Today we have been reflecting on an impactful experience that happened on this day, March 14th, in 2008!
After a failure of its Briz-M upper stage shortly after launch on March 14, 2008, the AMC-14 communications satellite was left stranded in an inclined geostationary transfer orbit. John Carrico and Mike Loucks developed a recovery trajectory to deliver the spacecraft to its originally intended orbit.
Changing the angle between a spacecraft’s orbit plane and the equator is expensive in terms of propellant. Since AMC-14 was stranded near an inclination of 52 degrees, propellant could be conserved by boosting the apogee of the spacecraft’s orbit out to lunar distance.
Two lunar encounters (a “double lunar swingby”) reduced the inclination to 0 degrees (an equatorial orbit) and raised perigee to GEO altitude. Perhaps counterintuitively, the propellant required for these large changes in altitude was less than that required to reduce inclination propulsively.
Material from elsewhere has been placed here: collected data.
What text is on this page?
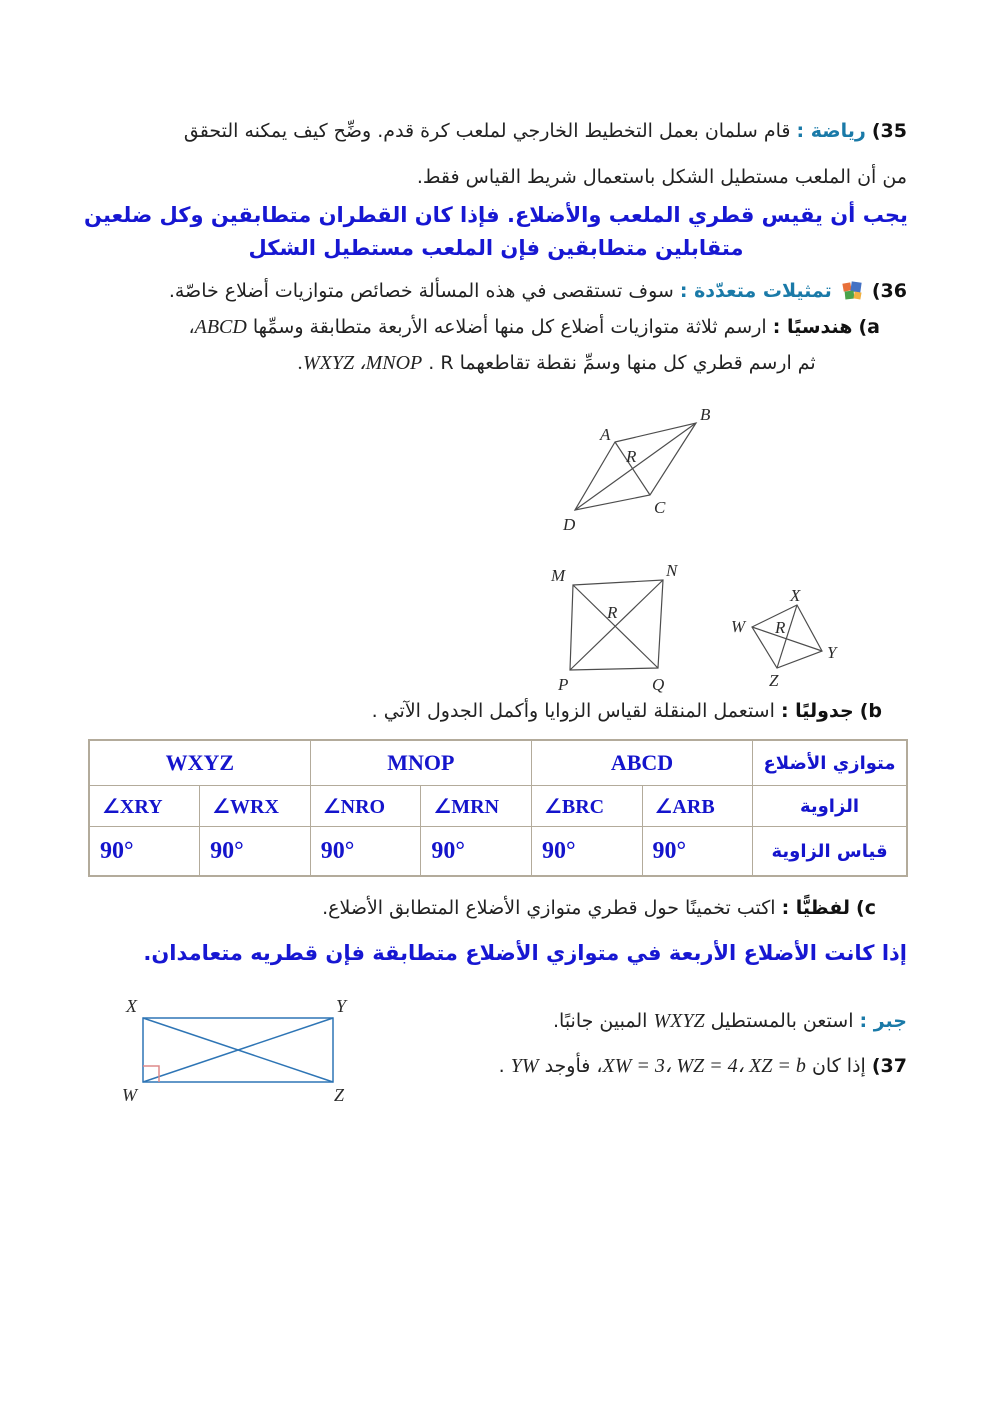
(35 رياضة : قام سلمان بعمل التخطيط الخارجي لملعب كرة قدم. وضِّح كيف يمكنه التحقق
من أن الملعب مستطيل الشكل باستعمال شريط القياس فقط.
يجب أن يقيس قطري الملعب والأضلاع. فإذا كان القطران متطابقين وكل ضلعين
متقابلين متطابقين فإن الملعب مستطيل الشكل
(36
تمثيلات متعدّدة : سوف تستقصى في هذه المسألة خصائص متوازيات أضلاع خاصّة.
(a هندسيًا : ارسم ثلاثة متوازيات أضلاع كل منها أضلاعه الأربعة متطابقة وسمِّها ABCD،
.WXYZ ،MNOP ثم ارسم قطري كل منها وسمِّ نقطة تقاطعهما R .
A
B
C
D
R
M	N
P	Q
R
W
X
Y
Z
R
(b جدوليًا : استعمل المنقلة لقياس الزوايا وأكمل الجدول الآتي .
متوازي الأضلاع	ABCD		MNOP		WXYZ	
الزاوية	∠ARB	∠BRC	∠MRN	∠NRO	∠WRX	∠XRY
قياس الزاوية	90°	90°	90°	90°	90°	90°
(c لفظيًّا : اكتب تخمينًا حول قطري متوازي الأضلاع المتطابق الأضلاع.
إذا كانت الأضلاع الأربعة في متوازي الأضلاع متطابقة فإن قطريه متعامدان.
X	Y
W	Z
جبر : استعن بالمستطيل WXYZ المبين جانبًا.
(37 إذا كان XW = 3، WZ = 4، XZ = b، فأوجد YW .
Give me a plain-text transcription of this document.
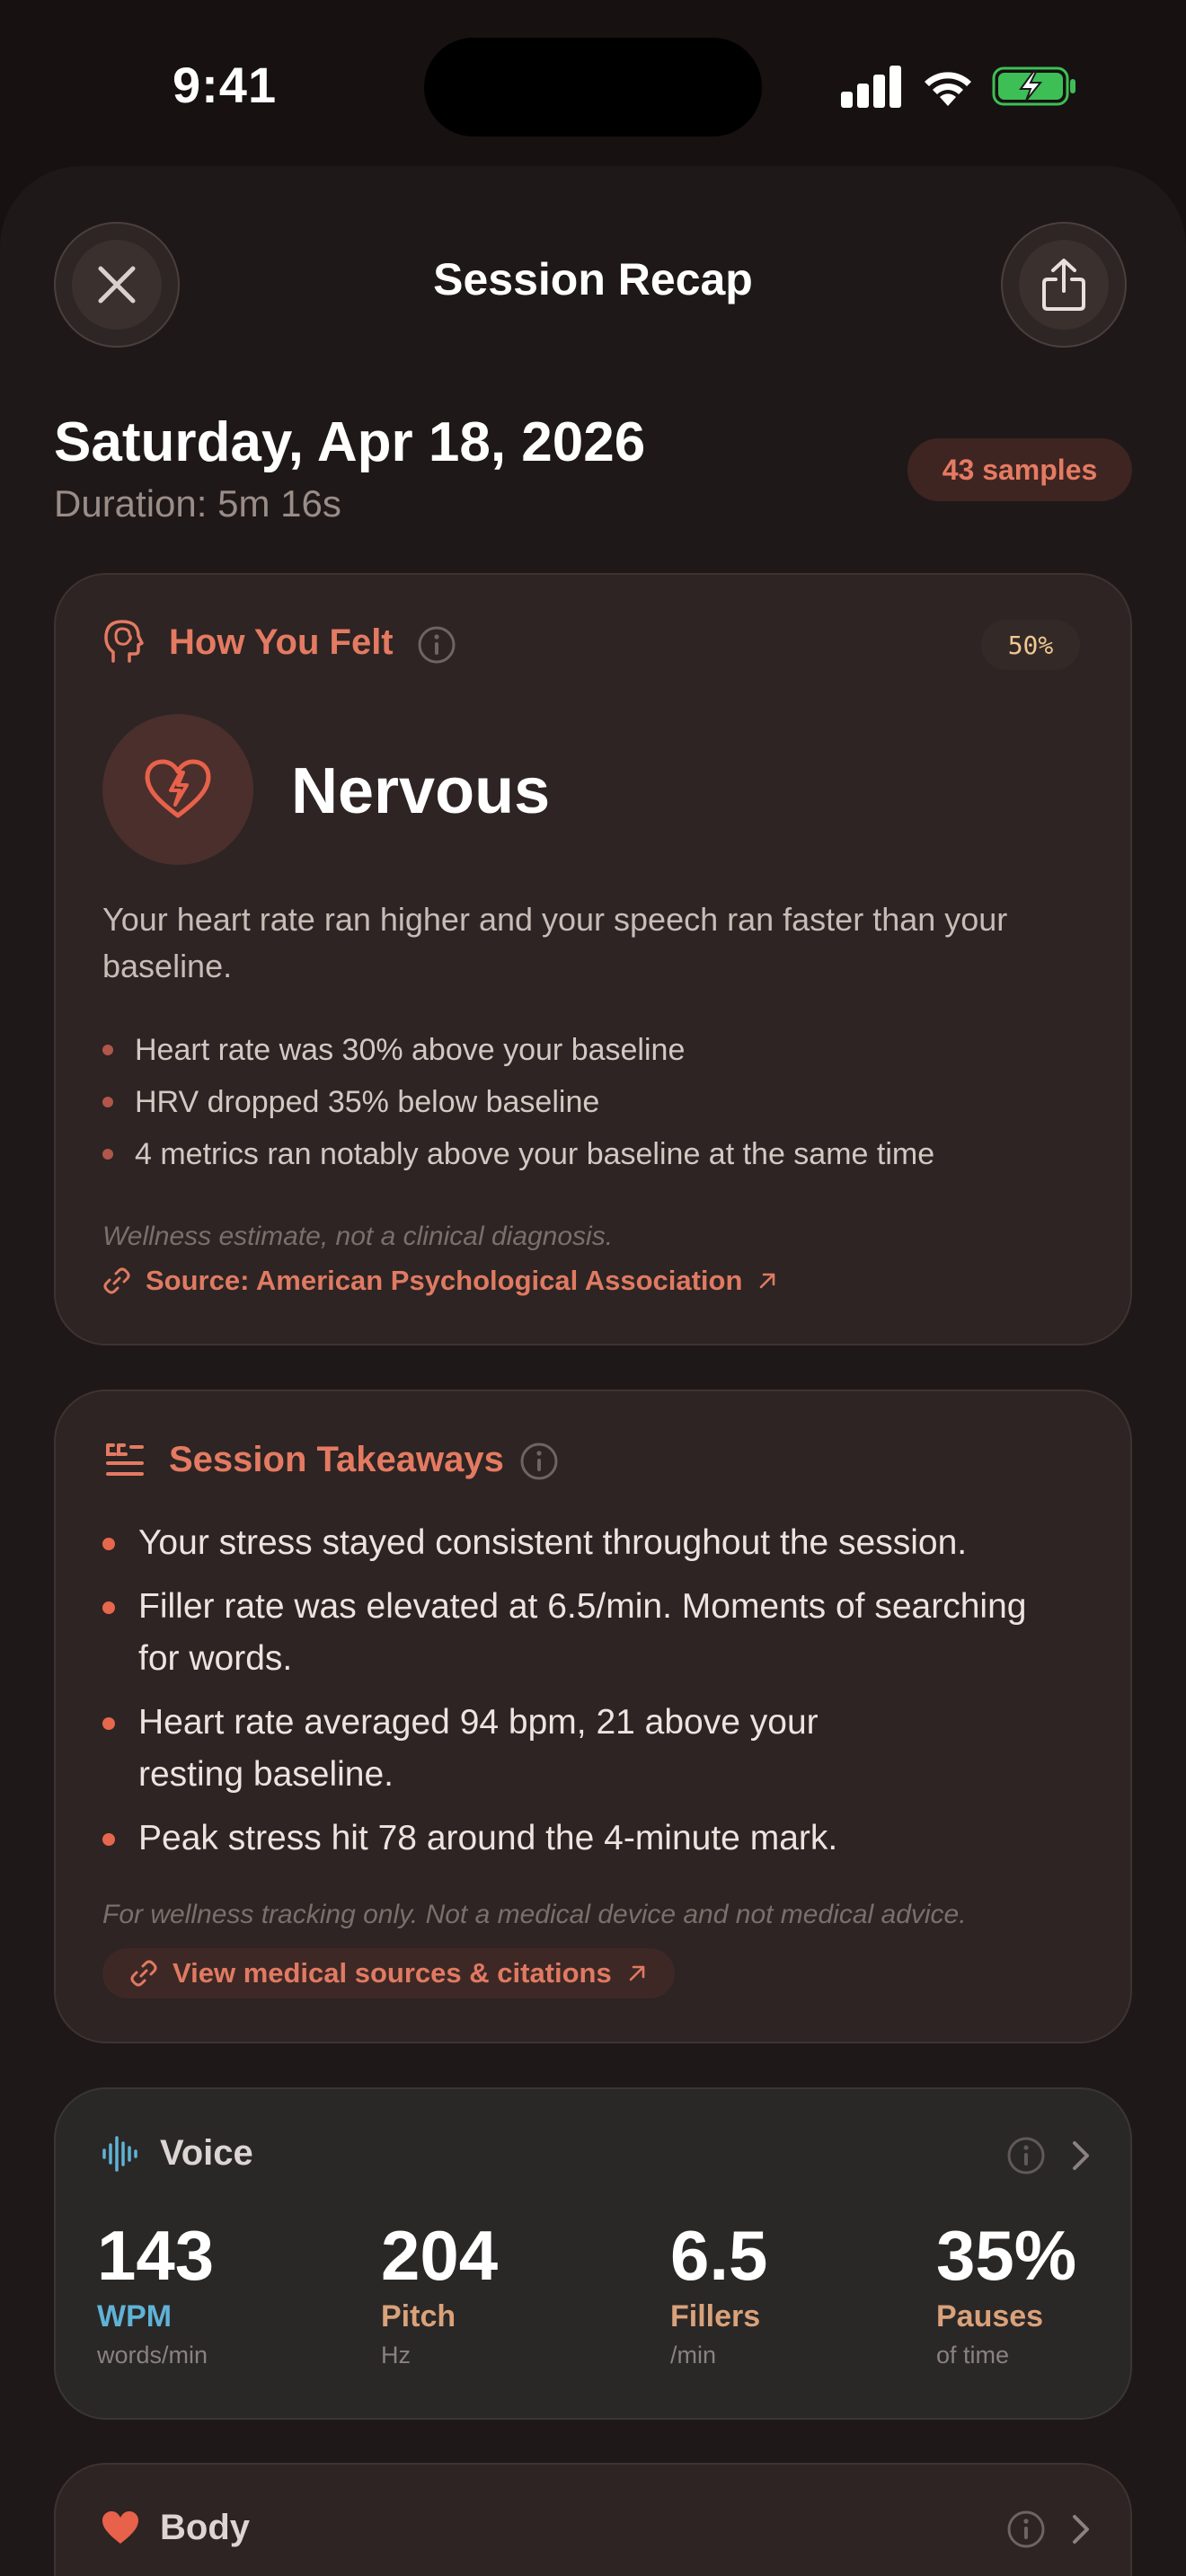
9:41
Session Recap
Saturday, Apr 18, 2026
Duration: 5m 16s
43 samples
How You Felt	50%
Nervous
Your heart rate ran higher and your speech ran faster than your baseline.
Heart rate was 30% above your baseline
HRV dropped 35% below baseline
4 metrics ran notably above your baseline at the same time
Wellness estimate, not a clinical diagnosis.
Source: American Psychological Association
Session Takeaways
Your stress stayed consistent throughout the session.
Filler rate was elevated at 6.5/min. Moments of searching for words.
Heart rate averaged 94 bpm, 21 above your resting baseline.
Peak stress hit 78 around the 4-minute mark.
For wellness tracking only. Not a medical device and not medical advice.
View medical sources & citations
Voice
143
WPM
words/min
204
Pitch
Hz
6.5
Fillers
/min
35%
Pauses
of time
Body
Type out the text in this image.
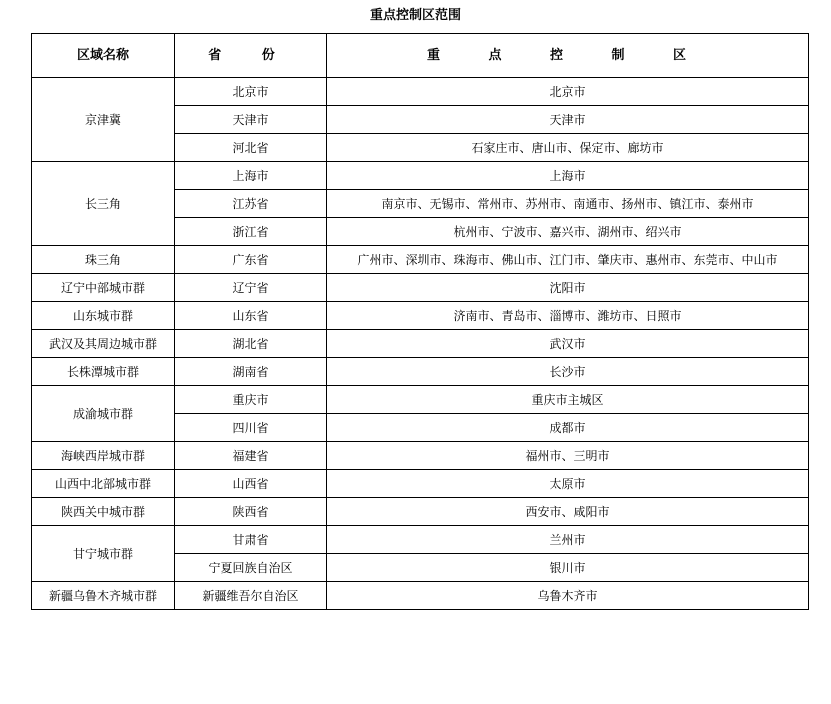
重点控制区范围
区域名称	省 份	重 点 控 制 区
京津冀	北京市	北京市
	天津市	天津市
	河北省	石家庄市、唐山市、保定市、廊坊市
长三角	上海市	上海市
	江苏省	南京市、无锡市、常州市、苏州市、南通市、扬州市、镇江市、泰州市
	浙江省	杭州市、宁波市、嘉兴市、湖州市、绍兴市
珠三角	广东省	广州市、深圳市、珠海市、佛山市、江门市、肇庆市、惠州市、东莞市、中山市
辽宁中部城市群	辽宁省	沈阳市
山东城市群	山东省	济南市、青岛市、淄博市、潍坊市、日照市
武汉及其周边城市群	湖北省	武汉市
长株潭城市群	湖南省	长沙市
成渝城市群	重庆市	重庆市主城区
	四川省	成都市
海峡西岸城市群	福建省	福州市、三明市
山西中北部城市群	山西省	太原市
陕西关中城市群	陕西省	西安市、咸阳市
甘宁城市群	甘肃省	兰州市
	宁夏回族自治区	银川市
新疆乌鲁木齐城市群	新疆维吾尔自治区	乌鲁木齐市
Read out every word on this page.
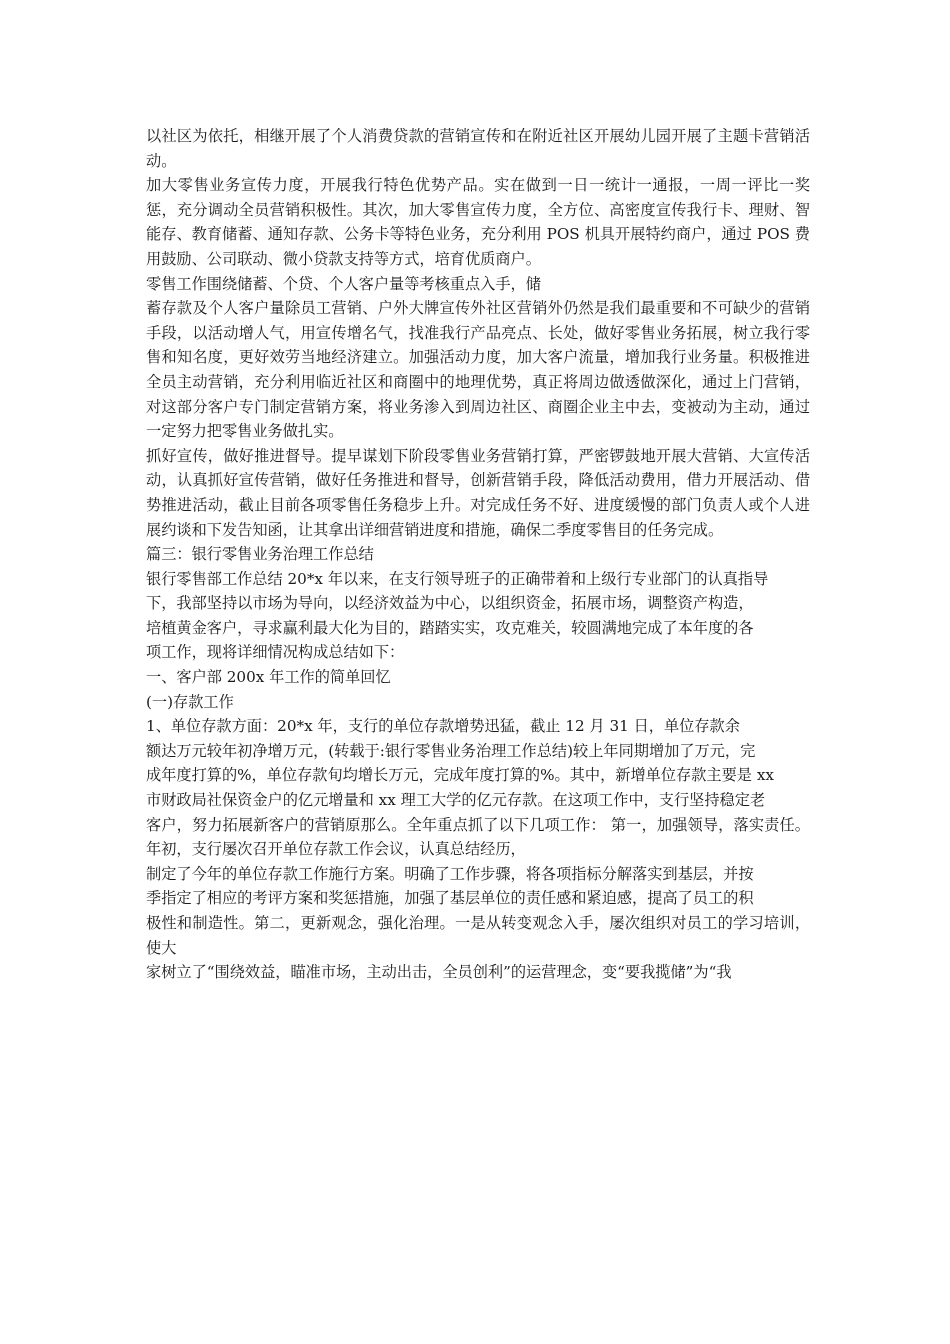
以社区为依托，相继开展了个人消费贷款的营销宣传和在附近社区开展幼儿园开展了主题卡营销活动。

加大零售业务宣传力度，开展我行特色优势产品。实在做到一日一统计一通报，一周一评比一奖惩，充分调动全员营销积极性。其次，加大零售宣传力度，全方位、高密度宣传我行卡、理财、智能存、教育储蓄、通知存款、公务卡等特色业务，充分利用 POS 机具开展特约商户，通过 POS 费用鼓励、公司联动、微小贷款支持等方式，培育优质商户。

零售工作围绕储蓄、个贷、个人客户量等考核重点入手，储

蓄存款及个人客户量除员工营销、户外大牌宣传外社区营销外仍然是我们最重要和不可缺少的营销手段，以活动增人气，用宣传增名气，找准我行产品亮点、长处，做好零售业务拓展，树立我行零售和知名度，更好效劳当地经济建立。加强活动力度，加大客户流量，增加我行业务量。积极推进全员主动营销，充分利用临近社区和商圈中的地理优势，真正将周边做透做深化，通过上门营销，对这部分客户专门制定营销方案，将业务渗入到周边社区、商圈企业主中去，变被动为主动，通过一定努力把零售业务做扎实。

抓好宣传，做好推进督导。提早谋划下阶段零售业务营销打算，严密锣鼓地开展大营销、大宣传活动，认真抓好宣传营销，做好任务推进和督导，创新营销手段，降低活动费用，借力开展活动、借势推进活动，截止目前各项零售任务稳步上升。对完成任务不好、进度缓慢的部门负责人或个人进展约谈和下发告知函，让其拿出详细营销进度和措施，确保二季度零售目的任务完成。

篇三：银行零售业务治理工作总结

银行零售部工作总结 20*x 年以来，在支行领导班子的正确带着和上级行专业部门的认真指导

下，我部坚持以市场为导向，以经济效益为中心，以组织资金，拓展市场，调整资产构造，

培植黄金客户，寻求赢利最大化为目的，踏踏实实，攻克难关，较圆满地完成了本年度的各

项工作，现将详细情况构成总结如下：

一、客户部 200x 年工作的简单回忆

(一)存款工作

1、单位存款方面：20*x 年，支行的单位存款增势迅猛，截止 12 月 31 日，单位存款余

额达万元较年初净增万元，(转载于:银行零售业务治理工作总结)较上年同期增加了万元，完

成年度打算的%，单位存款旬均增长万元，完成年度打算的%。其中，新增单位存款主要是 xx

市财政局社保资金户的亿元增量和 xx 理工大学的亿元存款。在这项工作中，支行坚持稳定老

客户，努力拓展新客户的营销原那么。全年重点抓了以下几项工作： 第一，加强领导，落实责任。年初，支行屡次召开单位存款工作会议，认真总结经历，

制定了今年的单位存款工作施行方案。明确了工作步骤，将各项指标分解落实到基层，并按

季指定了相应的考评方案和奖惩措施，加强了基层单位的责任感和紧迫感，提高了员工的积

极性和制造性。第二，更新观念，强化治理。一是从转变观念入手，屡次组织对员工的学习培训，使大

家树立了“围绕效益，瞄准市场，主动出击，全员创利”的运营理念，变“要我揽储”为“我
Ultimately, AMC-14 did not utilize a double-lunar swingby trajectory to reach GEO. Instead, a series of low-thrust maneuvers were performed to raise orbit and eventually reach an inclined, geosynchronous orbit.
Learn More
The SEE team has studied the use of double lunar swingby trajectories for other applications, including transferring a satellite from a lunar rideshare to GEO. Stephen West presented this work at last year’s Spaceflight Mechanics Meeting. Read his paper, entitled, “Double Lunar Swingby Trajectories to Near-Geostationary Orbit.”
Double lunar swingbys are one of the “tools” in the astrogator’s toolbox. For resource constrained missions, lunar gravity assists can enable large orbit changes while conserving propellant. Every day, the SEE team applies techniques like this to solve challenging mission design problems!